When I click show SMART Drive Info it shows various attributes of the hard drive and that everything checks out okay.
 
I'm pretty sure most drives will last well over 5 years, and a majority will probably last into the 10+ year range under typical usage conditions. On the other hand, some drives will fail within their first year, so there's no guarantee that a hard drive will be reliable at any point. Not all drives are built the same, and may be subject to different conditions while in use, along with different power-on hours each day, and build quality can even vary from one unit to the next, so it's anyone's guess how long a particular drive will last. If you value any data on a drive, you should have it backed up on another drive no matter how old it is.
 
i tend to use older drives like that for local data storage and keep windows and programs running from a newer drive. this way the drive is not being as heavily used in its old age but still gets to remain useful.

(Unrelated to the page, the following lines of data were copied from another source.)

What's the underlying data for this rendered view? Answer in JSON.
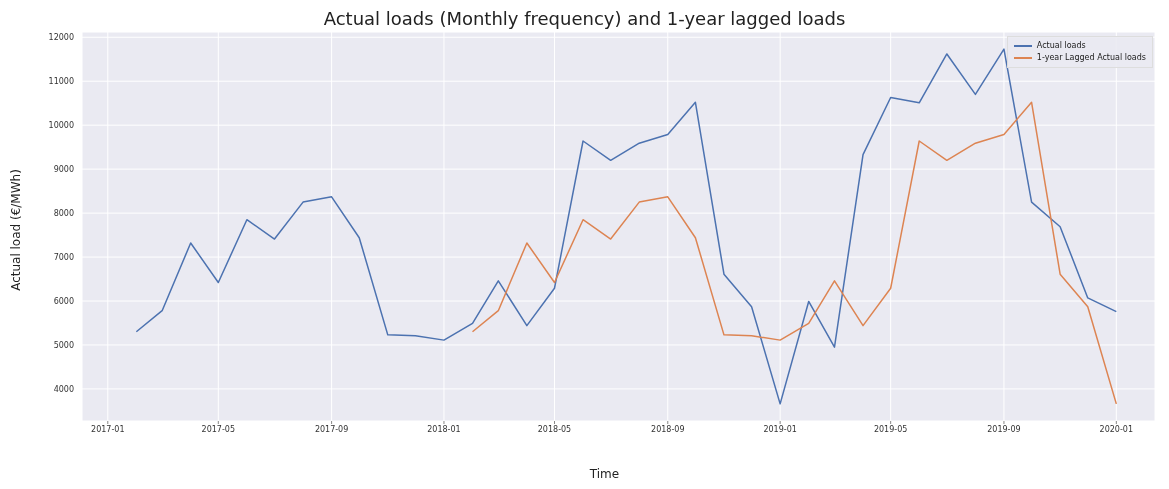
{
  "chart_data": {
    "type": "line",
    "title": "Actual loads (Monthly frequency) and 1-year lagged loads",
    "xlabel": "Time",
    "ylabel": "Actual load (€/MWh)",
    "x": [
      "2017-02",
      "2017-03",
      "2017-04",
      "2017-05",
      "2017-06",
      "2017-07",
      "2017-08",
      "2017-09",
      "2017-10",
      "2017-11",
      "2017-12",
      "2018-01",
      "2018-02",
      "2018-03",
      "2018-04",
      "2018-05",
      "2018-06",
      "2018-07",
      "2018-08",
      "2018-09",
      "2018-10",
      "2018-11",
      "2018-12",
      "2019-01",
      "2019-02",
      "2019-03",
      "2019-04",
      "2019-05",
      "2019-06",
      "2019-07",
      "2019-08",
      "2019-09",
      "2019-10",
      "2019-11",
      "2019-12",
      "2020-01"
    ],
    "series": [
      {
        "name": "Actual loads",
        "color": "#4c72b0",
        "values": [
          5300,
          5780,
          7320,
          6420,
          7850,
          7410,
          8250,
          8370,
          7440,
          5230,
          5210,
          5110,
          5490,
          6460,
          5440,
          6290,
          9640,
          9200,
          9590,
          9790,
          10520,
          6610,
          5870,
          3660,
          5990,
          4950,
          9330,
          10630,
          10510,
          11620,
          10700,
          11730,
          8250,
          7690,
          6070,
          5760
        ]
      },
      {
        "name": "1-year Lagged Actual loads",
        "color": "#dd8452",
        "values": [
          null,
          null,
          null,
          null,
          null,
          null,
          null,
          null,
          null,
          null,
          null,
          null,
          5300,
          5780,
          7320,
          6420,
          7850,
          7410,
          8250,
          8370,
          7440,
          5230,
          5210,
          5110,
          5490,
          6460,
          5440,
          6290,
          9640,
          9200,
          9590,
          9790,
          10520,
          6610,
          5870,
          3660
        ]
      }
    ],
    "xlim": [
      "2016-12-04",
      "2020-02-12"
    ],
    "xticks": [
      "2017-01",
      "2017-05",
      "2017-09",
      "2018-01",
      "2018-05",
      "2018-09",
      "2019-01",
      "2019-05",
      "2019-09",
      "2020-01"
    ],
    "ylim": [
      3270,
      12120
    ],
    "yticks": [
      4000,
      5000,
      6000,
      7000,
      8000,
      9000,
      10000,
      11000,
      12000
    ],
    "grid": true,
    "legend": "top right",
    "marker": "none",
    "line_style": "solid"
  }
}
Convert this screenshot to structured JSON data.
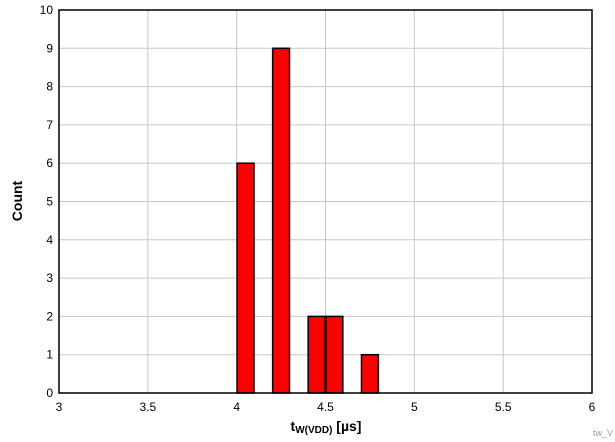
{
  "chart_data": {
    "type": "bar",
    "x": [
      4.05,
      4.25,
      4.45,
      4.55,
      4.75
    ],
    "values": [
      6,
      9,
      2,
      2,
      1
    ],
    "bin_width": 0.1,
    "xlim": [
      3,
      6
    ],
    "ylim": [
      0,
      10
    ],
    "x_ticks": [
      "3",
      "3.5",
      "4",
      "4.5",
      "5",
      "5.5",
      "6"
    ],
    "y_ticks": [
      "0",
      "1",
      "2",
      "3",
      "4",
      "5",
      "6",
      "7",
      "8",
      "9",
      "10"
    ],
    "xlabel_main": "t",
    "xlabel_sub": "W(VDD)",
    "xlabel_unit": " [µs]",
    "ylabel": "Count",
    "grid": true,
    "bar_color": "#ff0000",
    "bar_edge_color": "#000000",
    "watermark": "tw_V"
  }
}
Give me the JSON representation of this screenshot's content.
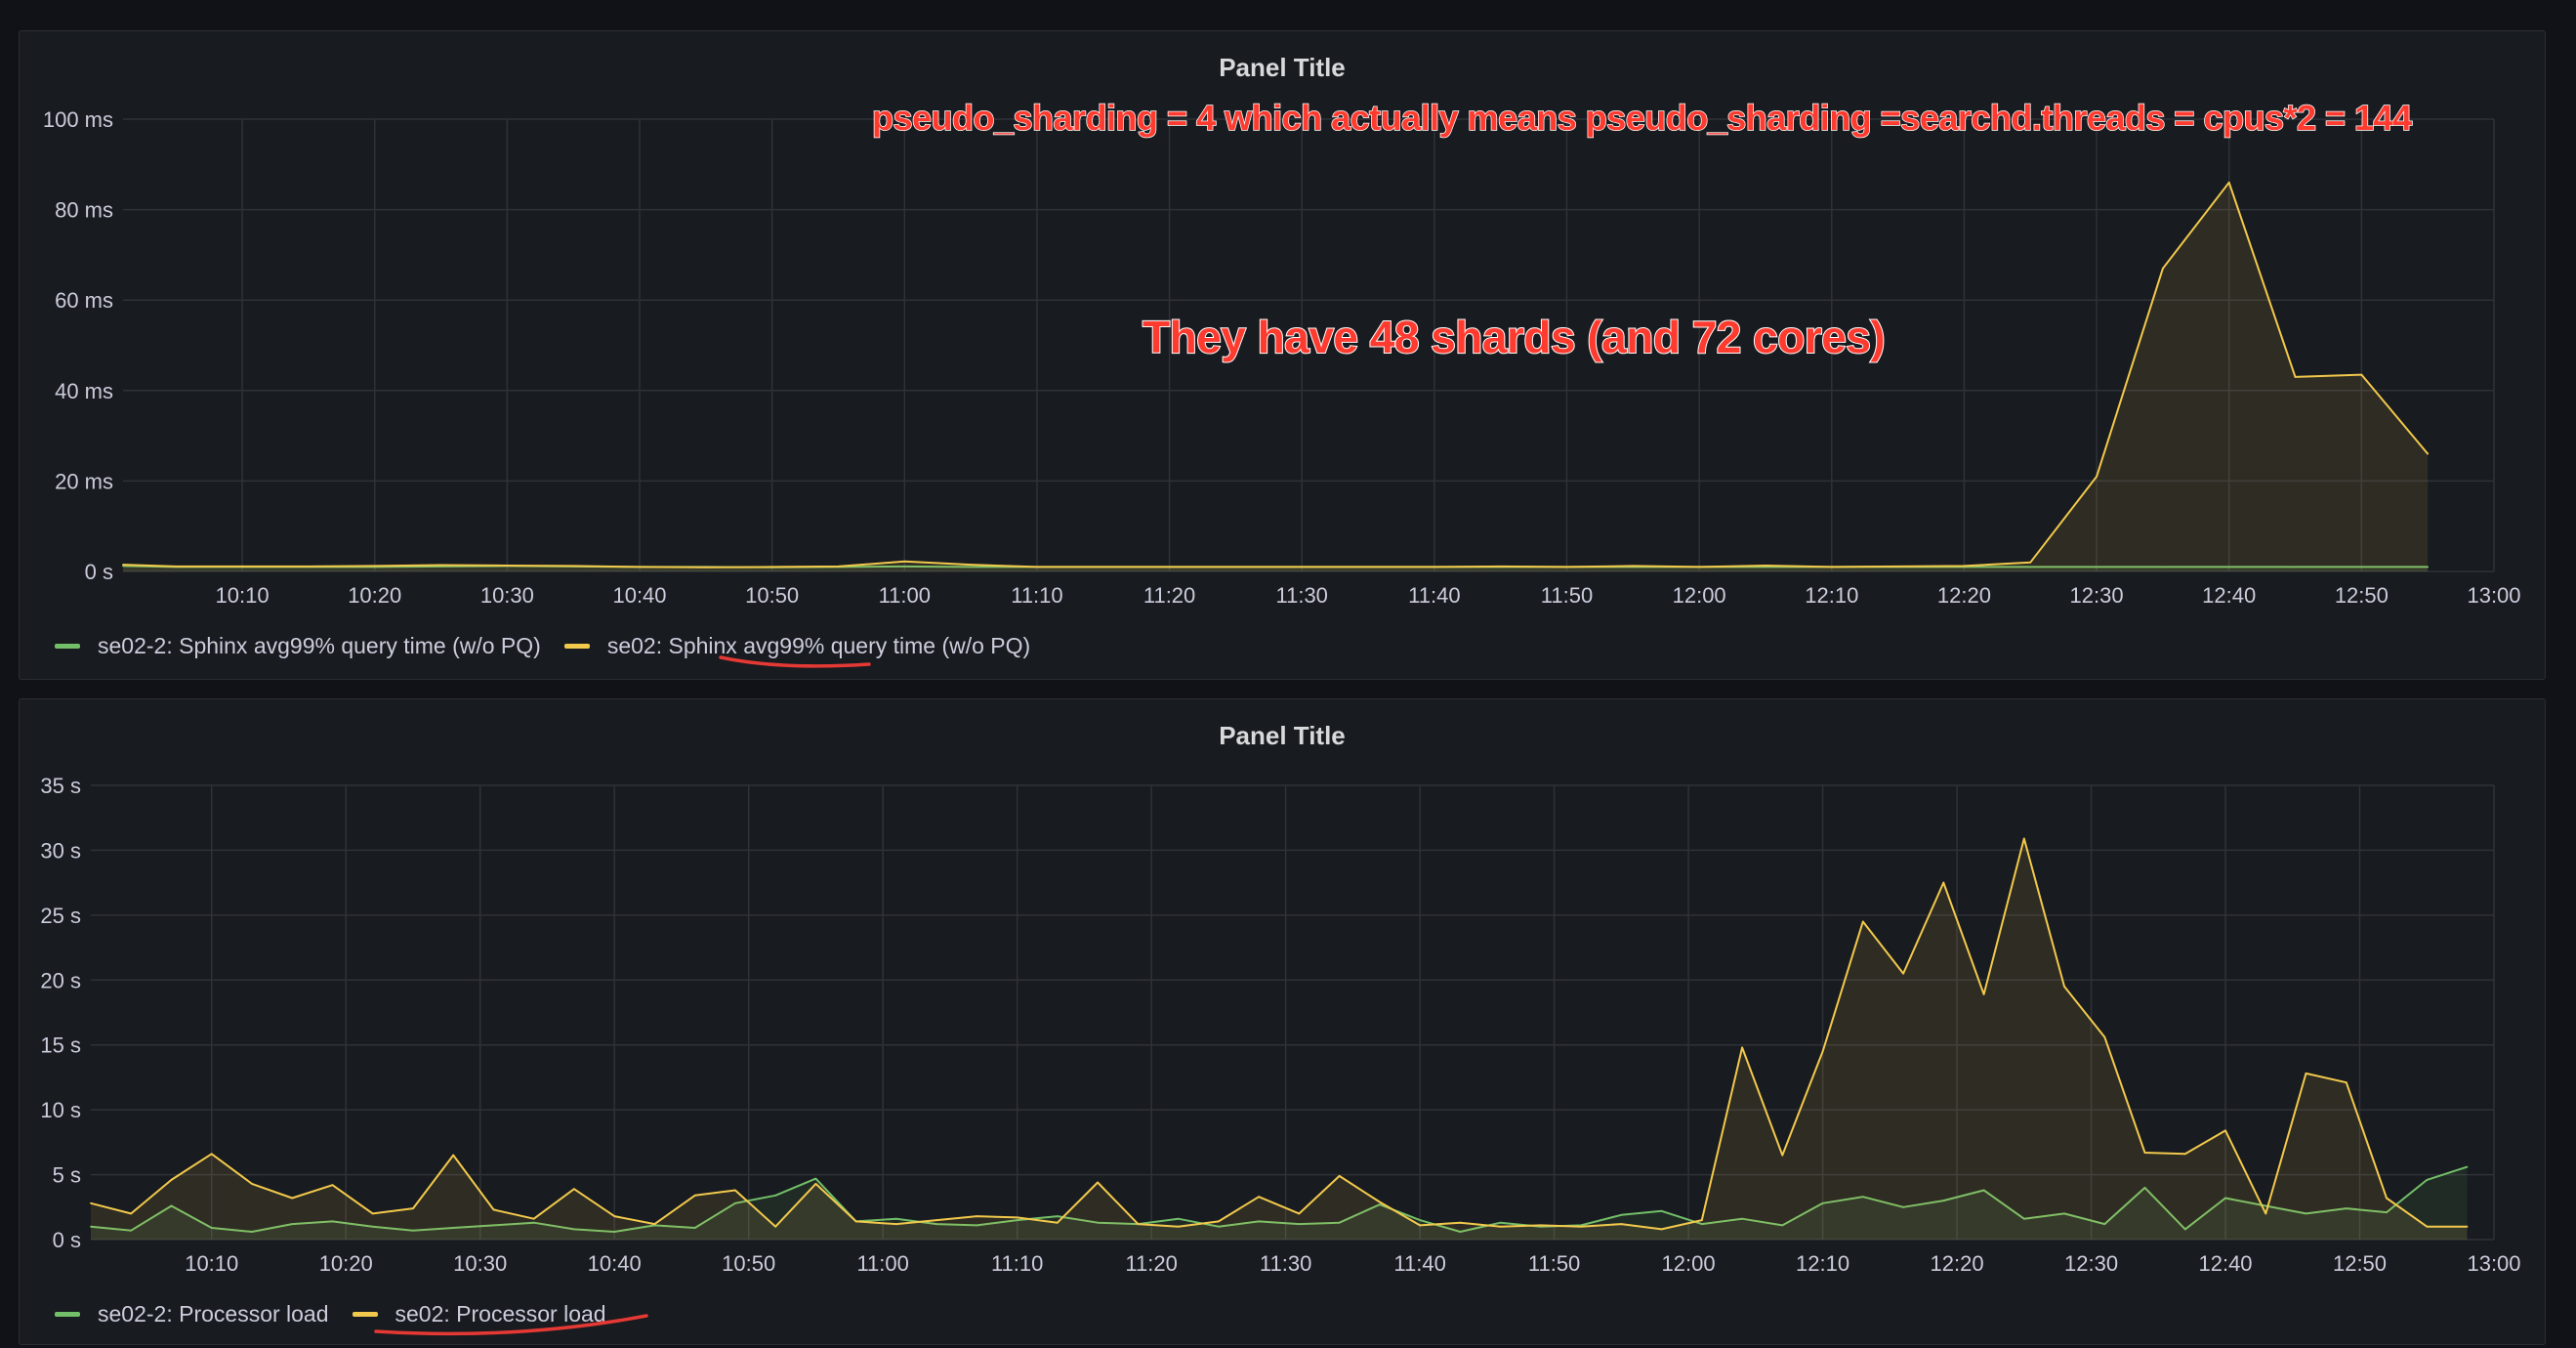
{
  "panels": [
    {
      "title": "Panel Title",
      "legend": [
        {
          "label": "se02-2: Sphinx avg99% query time (w/o PQ)",
          "color": "#73bf69"
        },
        {
          "label": "se02: Sphinx avg99% query time (w/o PQ)",
          "color": "#f2c94c"
        }
      ]
    },
    {
      "title": "Panel Title",
      "legend": [
        {
          "label": "se02-2: Processor load",
          "color": "#73bf69"
        },
        {
          "label": "se02: Processor load",
          "color": "#f2c94c"
        }
      ]
    }
  ],
  "annotations": {
    "top": "pseudo_sharding = 4 which actually means pseudo_sharding =searchd.threads = cpus*2 = 144",
    "middle": "They have 48 shards (and 72 cores)"
  },
  "chart_data": [
    {
      "type": "line",
      "title": "Panel Title",
      "x_unit": "minutes (10:00 = 600)",
      "xlim": [
        601,
        780
      ],
      "ylim": [
        0,
        100
      ],
      "y_ticks": [
        "0 s",
        "20 ms",
        "40 ms",
        "60 ms",
        "80 ms",
        "100 ms"
      ],
      "x_ticks": [
        "10:10",
        "10:20",
        "10:30",
        "10:40",
        "10:50",
        "11:00",
        "11:10",
        "11:20",
        "11:30",
        "11:40",
        "11:50",
        "12:00",
        "12:10",
        "12:20",
        "12:30",
        "12:40",
        "12:50",
        "13:00"
      ],
      "grid": true,
      "legend_position": "bottom-left",
      "series": [
        {
          "name": "se02-2: Sphinx avg99% query time (w/o PQ)",
          "color": "#73bf69",
          "x": [
            601,
            605,
            610,
            615,
            620,
            625,
            630,
            635,
            640,
            645,
            650,
            655,
            660,
            665,
            670,
            675,
            680,
            685,
            690,
            695,
            700,
            705,
            710,
            715,
            720,
            725,
            730,
            735,
            740,
            745,
            750,
            755,
            760,
            765,
            770,
            775
          ],
          "y": [
            1.2,
            1.0,
            1.0,
            1.0,
            1.0,
            1.1,
            1.2,
            1.1,
            1.0,
            1.0,
            0.9,
            1.0,
            1.1,
            1.0,
            1.0,
            1.0,
            1.0,
            1.0,
            1.0,
            1.0,
            1.0,
            1.0,
            1.0,
            1.0,
            1.0,
            1.0,
            1.0,
            1.0,
            1.0,
            1.0,
            1.0,
            1.0,
            1.0,
            1.0,
            1.0,
            1.0
          ]
        },
        {
          "name": "se02: Sphinx avg99% query time (w/o PQ)",
          "color": "#f2c94c",
          "x": [
            601,
            605,
            610,
            615,
            620,
            625,
            630,
            635,
            640,
            645,
            650,
            655,
            660,
            665,
            670,
            675,
            680,
            685,
            690,
            695,
            700,
            705,
            710,
            715,
            720,
            725,
            730,
            735,
            740,
            745,
            750,
            755,
            760,
            765,
            770,
            775
          ],
          "y": [
            1.5,
            1.1,
            1.1,
            1.1,
            1.2,
            1.4,
            1.3,
            1.2,
            1.0,
            0.9,
            1.0,
            1.1,
            2.2,
            1.5,
            1.0,
            1.0,
            1.0,
            1.0,
            1.0,
            1.0,
            1.0,
            1.1,
            1.0,
            1.2,
            1.0,
            1.3,
            1.0,
            1.1,
            1.2,
            2.0,
            21,
            67,
            86,
            43,
            43.5,
            26
          ]
        }
      ]
    },
    {
      "type": "area",
      "title": "Panel Title",
      "x_unit": "minutes (10:00 = 600)",
      "xlim": [
        601,
        780
      ],
      "ylim": [
        0,
        35
      ],
      "y_ticks": [
        "0 s",
        "5 s",
        "10 s",
        "15 s",
        "20 s",
        "25 s",
        "30 s",
        "35 s"
      ],
      "x_ticks": [
        "10:10",
        "10:20",
        "10:30",
        "10:40",
        "10:50",
        "11:00",
        "11:10",
        "11:20",
        "11:30",
        "11:40",
        "11:50",
        "12:00",
        "12:10",
        "12:20",
        "12:30",
        "12:40",
        "12:50",
        "13:00"
      ],
      "grid": true,
      "legend_position": "bottom-left",
      "series": [
        {
          "name": "se02-2: Processor load",
          "color": "#73bf69",
          "x": [
            601,
            604,
            607,
            610,
            613,
            616,
            619,
            622,
            625,
            628,
            631,
            634,
            637,
            640,
            643,
            646,
            649,
            652,
            655,
            658,
            661,
            664,
            667,
            670,
            673,
            676,
            679,
            682,
            685,
            688,
            691,
            694,
            697,
            700,
            703,
            706,
            709,
            712,
            715,
            718,
            721,
            724,
            727,
            730,
            733,
            736,
            739,
            742,
            745,
            748,
            751,
            754,
            757,
            760,
            763,
            766,
            769,
            772,
            775,
            778
          ],
          "y": [
            1.0,
            0.7,
            2.6,
            0.9,
            0.6,
            1.2,
            1.4,
            1.0,
            0.7,
            0.9,
            1.1,
            1.3,
            0.8,
            0.6,
            1.1,
            0.9,
            2.8,
            3.4,
            4.7,
            1.4,
            1.6,
            1.2,
            1.1,
            1.5,
            1.8,
            1.3,
            1.2,
            1.6,
            1.0,
            1.4,
            1.2,
            1.3,
            2.7,
            1.5,
            0.6,
            1.3,
            1.0,
            1.1,
            1.9,
            2.2,
            1.2,
            1.6,
            1.1,
            2.8,
            3.3,
            2.5,
            3.0,
            3.8,
            1.6,
            2.0,
            1.2,
            4.0,
            0.8,
            3.2,
            2.6,
            2.0,
            2.4,
            2.1,
            4.6,
            5.6
          ]
        },
        {
          "name": "se02: Processor load",
          "color": "#f2c94c",
          "x": [
            601,
            604,
            607,
            610,
            613,
            616,
            619,
            622,
            625,
            628,
            631,
            634,
            637,
            640,
            643,
            646,
            649,
            652,
            655,
            658,
            661,
            664,
            667,
            670,
            673,
            676,
            679,
            682,
            685,
            688,
            691,
            694,
            697,
            700,
            703,
            706,
            709,
            712,
            715,
            718,
            721,
            724,
            727,
            730,
            733,
            736,
            739,
            742,
            745,
            748,
            751,
            754,
            757,
            760,
            763,
            766,
            769,
            772,
            775,
            778
          ],
          "y": [
            2.8,
            2.0,
            4.6,
            6.6,
            4.3,
            3.2,
            4.2,
            2.0,
            2.4,
            6.5,
            2.3,
            1.6,
            3.9,
            1.8,
            1.2,
            3.4,
            3.8,
            1.0,
            4.3,
            1.4,
            1.2,
            1.5,
            1.8,
            1.7,
            1.3,
            4.4,
            1.2,
            1.0,
            1.4,
            3.3,
            2.0,
            4.9,
            2.9,
            1.1,
            1.3,
            1.0,
            1.1,
            1.0,
            1.2,
            0.8,
            1.5,
            14.8,
            6.5,
            14.5,
            24.5,
            20.5,
            27.5,
            18.9,
            30.9,
            19.5,
            15.6,
            6.7,
            6.6,
            8.4,
            2.0,
            12.8,
            12.1,
            3.2,
            1.0,
            1.0
          ]
        }
      ]
    }
  ]
}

no telling when it will go but i'd rather it take out some data that is backed up elsewhere than to take my windows install and all my programs settings and so on. wish we could guess but in the end it'll die when it feels like it and not a moment sooner
 
I don't even experience any problems with it it's just confusing to me how every article I read says that it should've died a decade ago.
All that you read is an average.
A individual drive may last 15 years. I have a couple like that.
Or it may die 5 weeks out of the box. I had one like that a couple of years ago.

The average lifespan of 100,000 hard drives has little to do with the actual lifespan of your single drive.


As with any storage device, if there is any data on it you don't wish to lose...backups are your friend.
 
If you are truly interested in hard drive failures take a look here at this chart
The Backblaze data is worth looking at, but you also have to consider the specific conditions those drives are put under. Backblaze uses regular consumer drives under enterprise storage conditions. Imagine a room full of server racks packed full of hard drives like this...

https://en.wikipedia.org/wiki/File:StoragePod.jpg

Those are undoubtedly different from the conditions most will put a drive under in their own system, though it's not exactly clear whether they might be better or worse for drive reliability.

And while they currently show an average annual failure rate of less than 2% across models, I don't think they keep drives long enough to determine whether that rate will increase significantly after a number of years. In the article, they mention replacing many of their 2, 3 and 4TB drives with higher capacity models this year, so it's likely that all their drives will be phased out long before getting near that ten-year range.